Abstract
Recent studies (Hafed & Clark, VR 2002; Engbert & Kliegl, VR 2002) have shown that microsaccades can be taken as an overt measurement of covert attention shifts during fixation. It is unknown, however, if microsaccades also occur during pursuit and, if so, whether these microsaccades are related to covert attention shifts. We carried out an experiment to investigate this issue. In our study, subjects were asked to maintain pursuit of a horizontally moving cross. At the onset of every trial, a square cue appeared on the left or right side of the display and remained visible for a variable period between 700 and 1100 msec in duration. The pursuit target appeared at the location of the cue and began to move horizontally as soon as the cue disappeared. The total duration for each trial after cue onset was 3.5 sec. At a random time after pursuit initiation, a square shape briefly appeared at a distance of 11 degrees either to the left or right of the pursuit target. Subjects were instructed to report as soon as possible whether it had the same color as the pursuit target. The pursuit target changed its color randomly during the trial. We used four different pursuit velocities (1.6, 3.4, 5.0, 7.2 deg/sec)in the experiments, blocked into sets of 100 trials.
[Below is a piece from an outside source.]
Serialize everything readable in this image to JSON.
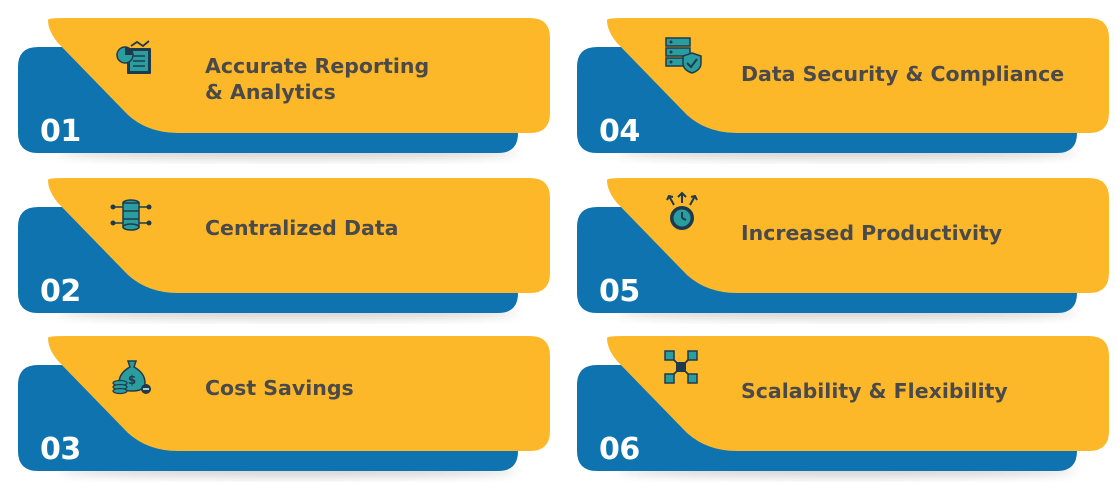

Our results show that microsaccades did indeed occur during ocular pursuit and that they had similar characteristics to those occurring during fixation. An analysis of the directions and latencies of microsaccades found that they were correlated with both the flash directions and the pursuit velocities. In particular, it was observed that microsaccade directions were biased in the direction of pursuit and that this bias increased with increases in pursuit velocities. This result is in agreement with the finding of Van Donkelaar & Drew (PBR 2002), who found that covert attention leads pursuit targets, with a lead amount that increases with the pursuit velocity.
This research was funded by grants from IRIS, Precarn, and NSERC.